Obligations melt away.
Today, was the last day of high school for Patrick and I volunteered to organize and put on the
I had done it last year and enjoyed seeing these smart, thoughtful teens/adults on the verge of life.
I loved the buzz of both nostalgia and excitement.
So, I ordered the deli sandwiches, filled up the cooler with ice, gather the cookies and grapes and chips and some minimal decorations and got ready.
It was raining in the morning...the scent was lovely...but the vibe was not picnicky.
The message from the school: the picnic must go on.
Rain or shine.
So, I do what I'm super good at...
Long ago, someone gave me this tip and it has really helped:
Act as if, then you will be.
For a new teacher, a new mommy, just whenever you have no clue...
act as if you do.
Soon enough, you will morph into that thing you were hoping to be.
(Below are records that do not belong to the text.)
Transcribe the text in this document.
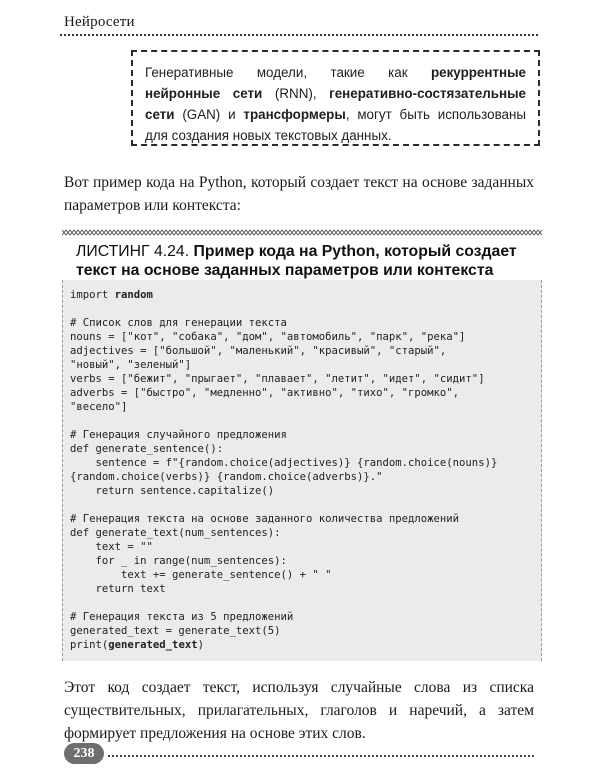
Нейросети
Генеративные модели, такие как рекуррентные нейронные сети (RNN), генеративно-состязательные сети (GAN) и трансформеры, могут быть использованы для создания новых текстовых данных.

Вот пример кода на Python, который создает текст на основе заданных параметров или контекста:

ЛИСТИНГ 4.24. Пример кода на Python, который создает текст на основе заданных параметров или контекста
import random

# Список слов для генерации текста
nouns = ["кот", "собака", "дом", "автомобиль", "парк", "река"]
adjectives = ["большой", "маленький", "красивый", "старый",
"новый", "зеленый"]
verbs = ["бежит", "прыгает", "плавает", "летит", "идет", "сидит"]
adverbs = ["быстро", "медленно", "активно", "тихо", "громко",
"весело"]

# Генерация случайного предложения
def generate_sentence():
sentence = f"{random.choice(adjectives)} {random.choice(nouns)}
{random.choice(verbs)} {random.choice(adverbs)}."
return sentence.capitalize()

# Генерация текста на основе заданного количества предложений
def generate_text(num_sentences):
text = ""
for _ in range(num_sentences):
text += generate_sentence() + " "
return text

# Генерация текста из 5 предложений
generated_text = generate_text(5)
print(generated_text)

Этот код создает текст, используя случайные слова из списка существительных, прилагательных, глаголов и наречий, а затем формирует предложения на основе этих слов.

238
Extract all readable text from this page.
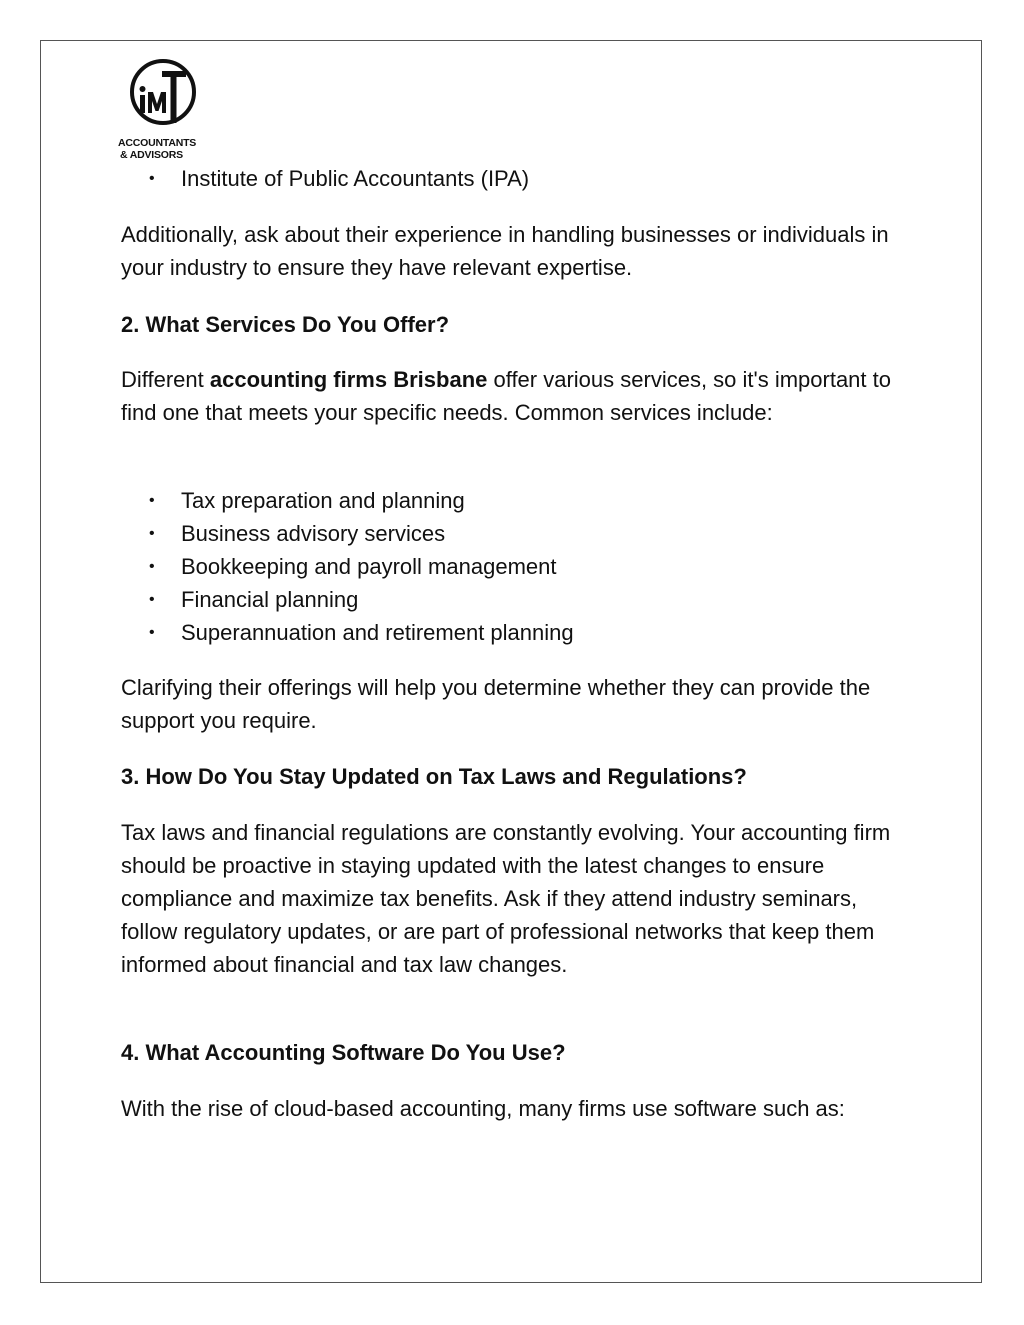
ACCOUNTANTS
& ADVISORS
• Institute of Public Accountants (IPA)

Additionally, ask about their experience in handling businesses or individuals in your industry to ensure they have relevant expertise.

2. What Services Do You Offer?

Different accounting firms Brisbane offer various services, so it's important to find one that meets your specific needs. Common services include:

• Tax preparation and planning
• Business advisory services
• Bookkeeping and payroll management
• Financial planning
• Superannuation and retirement planning

Clarifying their offerings will help you determine whether they can provide the support you require.

3. How Do You Stay Updated on Tax Laws and Regulations?

Tax laws and financial regulations are constantly evolving. Your accounting firm should be proactive in staying updated with the latest changes to ensure compliance and maximize tax benefits. Ask if they attend industry seminars, follow regulatory updates, or are part of professional networks that keep them informed about financial and tax law changes.

4. What Accounting Software Do You Use?

With the rise of cloud-based accounting, many firms use software such as:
Last Day of School Picnic is ON.
The deli sandwiches were piled high.
The grapes, washed and ready.
Water bottles + grad balloons + random frisbee = legit picnic.
The lunch goes easily and the grateful teens eat their fill and depart
to practice for the graduation ceremony.
What was left was plenty of leftover picnic.
I stared at it and was struck by the gift of food.
The gift of community...
The land of plenty.
So obvious...and so much left over.
I consoled myself with the leftovers thinking I could bring it back to school and the teachers could use it the next day when everyone would be in the post-graduation slump.
Packed up the van and headed out.
I wanted to stop at Starbucks on my way to the high school to get some gift cards.
I walked down the street...rushing because of the left overs...needing to get going...when I hear a request coming near my feet.
I look down and there is a man in his 20's or 30's...
dirty, big bushy hair, slumped shoulders.
He asks, "Do you think you could buy me a lunch?"
[I'd like to stop right here and say that never has someone asked me that. They've asked if I had any extra money...or if I could help them out. But, never has someone asked for a lunch.]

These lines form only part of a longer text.